I have a hard time being on earth because people don’t care about what God sent me to do. People don’t care about feelings (i have been bullied pretty much my entire life). People don’t want to look deeper into genuine truth.
Today was my mom’s birthday so we went to a restaurant where my sister basically mocked me saying that it was “so inconvenient” that i was a vegan (but, i was grateful that the restaurant did make modifications to accommodate that).

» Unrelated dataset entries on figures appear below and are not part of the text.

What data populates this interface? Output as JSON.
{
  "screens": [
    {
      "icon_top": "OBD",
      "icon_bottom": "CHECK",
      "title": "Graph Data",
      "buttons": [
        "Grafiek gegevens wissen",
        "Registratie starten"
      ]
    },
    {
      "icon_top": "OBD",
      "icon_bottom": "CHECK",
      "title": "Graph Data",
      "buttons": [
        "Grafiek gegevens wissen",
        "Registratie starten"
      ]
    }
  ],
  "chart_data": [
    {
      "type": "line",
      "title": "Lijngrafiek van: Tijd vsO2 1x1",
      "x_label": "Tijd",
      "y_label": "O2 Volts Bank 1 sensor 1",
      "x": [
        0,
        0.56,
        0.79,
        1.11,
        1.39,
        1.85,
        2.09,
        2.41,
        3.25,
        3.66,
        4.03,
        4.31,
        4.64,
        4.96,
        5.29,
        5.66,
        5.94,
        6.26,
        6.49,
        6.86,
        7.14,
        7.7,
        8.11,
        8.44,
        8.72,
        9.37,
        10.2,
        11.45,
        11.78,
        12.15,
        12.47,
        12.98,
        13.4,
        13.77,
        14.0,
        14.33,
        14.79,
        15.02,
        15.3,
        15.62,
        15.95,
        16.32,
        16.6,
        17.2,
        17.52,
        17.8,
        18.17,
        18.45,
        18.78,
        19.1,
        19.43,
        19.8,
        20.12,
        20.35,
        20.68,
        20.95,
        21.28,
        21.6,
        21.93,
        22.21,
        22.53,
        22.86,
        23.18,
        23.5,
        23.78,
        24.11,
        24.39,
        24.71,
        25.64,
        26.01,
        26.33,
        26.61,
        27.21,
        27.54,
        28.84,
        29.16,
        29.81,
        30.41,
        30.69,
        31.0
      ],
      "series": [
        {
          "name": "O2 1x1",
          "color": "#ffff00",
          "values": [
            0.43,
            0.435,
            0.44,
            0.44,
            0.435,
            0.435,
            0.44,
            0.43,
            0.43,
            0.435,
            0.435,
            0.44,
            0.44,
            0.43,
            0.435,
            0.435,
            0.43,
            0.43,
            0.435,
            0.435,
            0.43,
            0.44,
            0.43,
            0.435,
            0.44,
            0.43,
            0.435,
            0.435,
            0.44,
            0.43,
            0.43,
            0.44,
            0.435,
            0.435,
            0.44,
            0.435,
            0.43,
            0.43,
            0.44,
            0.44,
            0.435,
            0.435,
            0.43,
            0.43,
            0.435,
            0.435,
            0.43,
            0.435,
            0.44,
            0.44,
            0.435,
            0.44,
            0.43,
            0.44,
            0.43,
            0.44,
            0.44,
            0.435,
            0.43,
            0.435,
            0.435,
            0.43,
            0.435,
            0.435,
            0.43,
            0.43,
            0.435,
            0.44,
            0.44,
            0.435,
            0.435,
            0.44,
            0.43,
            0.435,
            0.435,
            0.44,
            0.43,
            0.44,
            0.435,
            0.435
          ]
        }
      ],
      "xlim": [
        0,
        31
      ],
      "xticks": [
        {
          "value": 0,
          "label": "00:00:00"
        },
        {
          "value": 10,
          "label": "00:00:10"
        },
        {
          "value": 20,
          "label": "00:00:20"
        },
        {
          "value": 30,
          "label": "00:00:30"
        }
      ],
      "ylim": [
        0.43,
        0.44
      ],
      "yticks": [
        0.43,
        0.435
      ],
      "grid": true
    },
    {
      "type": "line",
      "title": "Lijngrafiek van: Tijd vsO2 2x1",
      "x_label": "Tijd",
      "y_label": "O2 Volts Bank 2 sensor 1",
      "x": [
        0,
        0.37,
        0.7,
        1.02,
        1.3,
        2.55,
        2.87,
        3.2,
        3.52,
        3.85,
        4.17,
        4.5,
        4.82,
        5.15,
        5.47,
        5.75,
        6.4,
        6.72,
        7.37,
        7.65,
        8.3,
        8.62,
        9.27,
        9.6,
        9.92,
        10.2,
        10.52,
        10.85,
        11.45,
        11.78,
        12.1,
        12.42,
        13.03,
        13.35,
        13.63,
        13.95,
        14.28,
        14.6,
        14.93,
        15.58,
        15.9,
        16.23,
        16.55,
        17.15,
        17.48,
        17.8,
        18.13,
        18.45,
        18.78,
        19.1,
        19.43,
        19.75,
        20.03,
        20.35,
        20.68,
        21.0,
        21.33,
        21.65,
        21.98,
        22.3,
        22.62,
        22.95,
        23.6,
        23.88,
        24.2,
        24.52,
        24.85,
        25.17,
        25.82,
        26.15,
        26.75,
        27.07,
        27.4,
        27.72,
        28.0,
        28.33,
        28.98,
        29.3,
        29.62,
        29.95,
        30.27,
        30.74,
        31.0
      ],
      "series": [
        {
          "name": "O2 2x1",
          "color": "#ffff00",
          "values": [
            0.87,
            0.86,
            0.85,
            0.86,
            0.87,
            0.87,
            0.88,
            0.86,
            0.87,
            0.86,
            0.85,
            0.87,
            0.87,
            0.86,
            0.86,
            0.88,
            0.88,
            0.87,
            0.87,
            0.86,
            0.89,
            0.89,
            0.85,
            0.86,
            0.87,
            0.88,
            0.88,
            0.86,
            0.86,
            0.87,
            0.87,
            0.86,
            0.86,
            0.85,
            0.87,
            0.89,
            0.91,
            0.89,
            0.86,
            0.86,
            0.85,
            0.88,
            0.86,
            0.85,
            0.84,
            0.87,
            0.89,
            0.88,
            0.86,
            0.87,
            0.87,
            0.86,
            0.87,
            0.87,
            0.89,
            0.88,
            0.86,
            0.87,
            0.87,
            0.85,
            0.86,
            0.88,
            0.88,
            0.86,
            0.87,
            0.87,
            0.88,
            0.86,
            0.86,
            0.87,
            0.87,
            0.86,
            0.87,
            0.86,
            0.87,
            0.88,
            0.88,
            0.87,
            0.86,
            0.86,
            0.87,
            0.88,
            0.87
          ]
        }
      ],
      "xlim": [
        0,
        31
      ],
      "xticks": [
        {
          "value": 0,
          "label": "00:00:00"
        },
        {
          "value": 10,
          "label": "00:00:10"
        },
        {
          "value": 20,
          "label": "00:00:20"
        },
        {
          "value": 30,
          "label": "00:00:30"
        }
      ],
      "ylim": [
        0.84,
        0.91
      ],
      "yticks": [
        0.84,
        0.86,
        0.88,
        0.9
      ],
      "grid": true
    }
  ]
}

After dinner my parents and i went to the symphony, and after the symphony there was a man outside asking for money and i watched hordes of people just walk by like he didn’t exist. I gave him the last of my change and prayed for him. Then another man asked my parents as we were approaching our vehicle for something and my dad made a remark like, “they always want more and more.” Yet, while he was saying that i was in the middle of praying for the abundance of homeless people and for them to have the means to get off the street (as i gave the last of my change to the previous man outside of the concert hall).
It’s like, no one even THINKS to treat others as they wish to be treated anymore. It’s at that moment where i really felt like i truly don’t belong on this earth. I really want to go home where people actually care at the level God has taught me to care. From what i can tell, that isn’t anywhere on earth.